Но ей было шесть. А Тошику три месяца назад исполнилось шестнадцать. Пропасть. Он – взрослый. Она – мелкая. Он – понимает, что происходит, а она – всё ещё фантазирует. Любит танцевать, беззаботно подпевать весёлой песенке из радио, играть с куклой Лялькой, которую прихватила с собой (расчёсывает волосы, укладывает спать, переодевает, как же это по-девчачьи!).
Это только в книжках можно посадить ребёнка рядом с собой и объяснить ему несколько простых истин: двое детей отправились неведомо куда, чтобы найти непонятно что. Вернее, сначала их было пятеро… Да и цель вполне себе логичная – разыскать место, где можно оживить маму. Она же как Спящая красавица, только ей не нужен поцелуй принца, а нужен Дом, тот самый, из сказок…
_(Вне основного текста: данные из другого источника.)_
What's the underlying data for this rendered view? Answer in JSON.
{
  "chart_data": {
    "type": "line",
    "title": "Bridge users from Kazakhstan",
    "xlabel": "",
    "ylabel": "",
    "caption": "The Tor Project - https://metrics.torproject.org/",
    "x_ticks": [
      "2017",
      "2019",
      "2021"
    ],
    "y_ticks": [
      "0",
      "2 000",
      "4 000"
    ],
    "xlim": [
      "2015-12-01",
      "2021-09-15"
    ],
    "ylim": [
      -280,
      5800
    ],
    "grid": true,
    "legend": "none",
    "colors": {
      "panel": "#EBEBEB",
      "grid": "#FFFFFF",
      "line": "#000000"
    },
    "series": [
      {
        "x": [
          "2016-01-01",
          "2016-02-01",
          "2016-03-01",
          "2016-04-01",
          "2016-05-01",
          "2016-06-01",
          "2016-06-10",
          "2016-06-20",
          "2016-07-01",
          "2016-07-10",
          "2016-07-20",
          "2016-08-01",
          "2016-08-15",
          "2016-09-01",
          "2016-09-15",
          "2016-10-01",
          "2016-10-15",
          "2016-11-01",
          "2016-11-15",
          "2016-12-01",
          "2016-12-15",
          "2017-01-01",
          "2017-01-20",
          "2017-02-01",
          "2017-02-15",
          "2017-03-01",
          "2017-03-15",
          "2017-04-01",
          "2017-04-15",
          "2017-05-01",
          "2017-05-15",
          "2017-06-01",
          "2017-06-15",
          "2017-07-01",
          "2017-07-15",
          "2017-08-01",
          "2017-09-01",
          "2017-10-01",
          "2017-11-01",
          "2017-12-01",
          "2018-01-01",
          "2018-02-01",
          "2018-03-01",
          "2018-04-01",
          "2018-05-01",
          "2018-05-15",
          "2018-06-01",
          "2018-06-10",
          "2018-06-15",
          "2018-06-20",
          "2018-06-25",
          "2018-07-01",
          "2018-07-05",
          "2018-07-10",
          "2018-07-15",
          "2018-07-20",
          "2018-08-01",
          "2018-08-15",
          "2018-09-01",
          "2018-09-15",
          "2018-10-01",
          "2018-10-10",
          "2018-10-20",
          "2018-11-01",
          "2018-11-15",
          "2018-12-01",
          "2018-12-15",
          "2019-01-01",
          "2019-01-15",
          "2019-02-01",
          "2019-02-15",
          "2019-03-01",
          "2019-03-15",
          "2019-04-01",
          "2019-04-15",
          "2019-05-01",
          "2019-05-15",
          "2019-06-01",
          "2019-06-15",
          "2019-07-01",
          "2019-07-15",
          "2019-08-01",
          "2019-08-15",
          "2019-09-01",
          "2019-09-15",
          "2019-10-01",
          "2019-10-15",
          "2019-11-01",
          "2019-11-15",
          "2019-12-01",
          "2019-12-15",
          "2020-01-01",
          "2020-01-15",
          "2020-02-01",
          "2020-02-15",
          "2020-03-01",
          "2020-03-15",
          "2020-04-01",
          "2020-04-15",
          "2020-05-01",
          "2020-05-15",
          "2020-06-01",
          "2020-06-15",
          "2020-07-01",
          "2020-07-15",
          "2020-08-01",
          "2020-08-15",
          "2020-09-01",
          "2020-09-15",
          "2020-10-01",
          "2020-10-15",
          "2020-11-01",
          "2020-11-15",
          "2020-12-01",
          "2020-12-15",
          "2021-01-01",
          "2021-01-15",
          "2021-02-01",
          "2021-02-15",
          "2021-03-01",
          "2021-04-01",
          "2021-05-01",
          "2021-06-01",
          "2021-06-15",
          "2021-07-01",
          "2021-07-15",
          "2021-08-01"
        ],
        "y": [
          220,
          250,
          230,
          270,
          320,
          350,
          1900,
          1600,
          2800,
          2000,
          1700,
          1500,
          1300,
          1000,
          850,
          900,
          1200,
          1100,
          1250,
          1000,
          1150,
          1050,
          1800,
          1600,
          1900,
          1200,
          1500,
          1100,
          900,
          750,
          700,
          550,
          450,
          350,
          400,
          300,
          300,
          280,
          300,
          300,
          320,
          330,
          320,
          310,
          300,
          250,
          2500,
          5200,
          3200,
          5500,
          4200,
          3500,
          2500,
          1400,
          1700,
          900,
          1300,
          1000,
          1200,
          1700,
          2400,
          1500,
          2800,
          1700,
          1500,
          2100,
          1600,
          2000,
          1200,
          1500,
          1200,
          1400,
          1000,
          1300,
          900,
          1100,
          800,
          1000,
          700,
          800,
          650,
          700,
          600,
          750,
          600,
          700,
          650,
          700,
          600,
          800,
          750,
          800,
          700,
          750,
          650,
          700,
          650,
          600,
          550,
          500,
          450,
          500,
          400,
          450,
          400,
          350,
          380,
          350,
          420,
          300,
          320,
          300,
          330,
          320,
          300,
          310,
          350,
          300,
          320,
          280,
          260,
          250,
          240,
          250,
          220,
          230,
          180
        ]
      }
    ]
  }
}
Что ещё? За ними гонится существо, которое называют Забытым Зверем, а в багажнике лежит… даже думать страшно… И в книжке шестилетка всё обязательно поймёт с первого раза, начнёт вести себя по-взрослому, перестанет задавать миллион наивных вопросов, перестанет просить остановки каждые два часа, не будет капризничать, требовать внимания и вести себя как типичный капризный ребёнок. Но не в настоящей жизни. Тут всё сложнее, Тошик уже понял. Простыми словами не обойтись, нужны действия и поступки.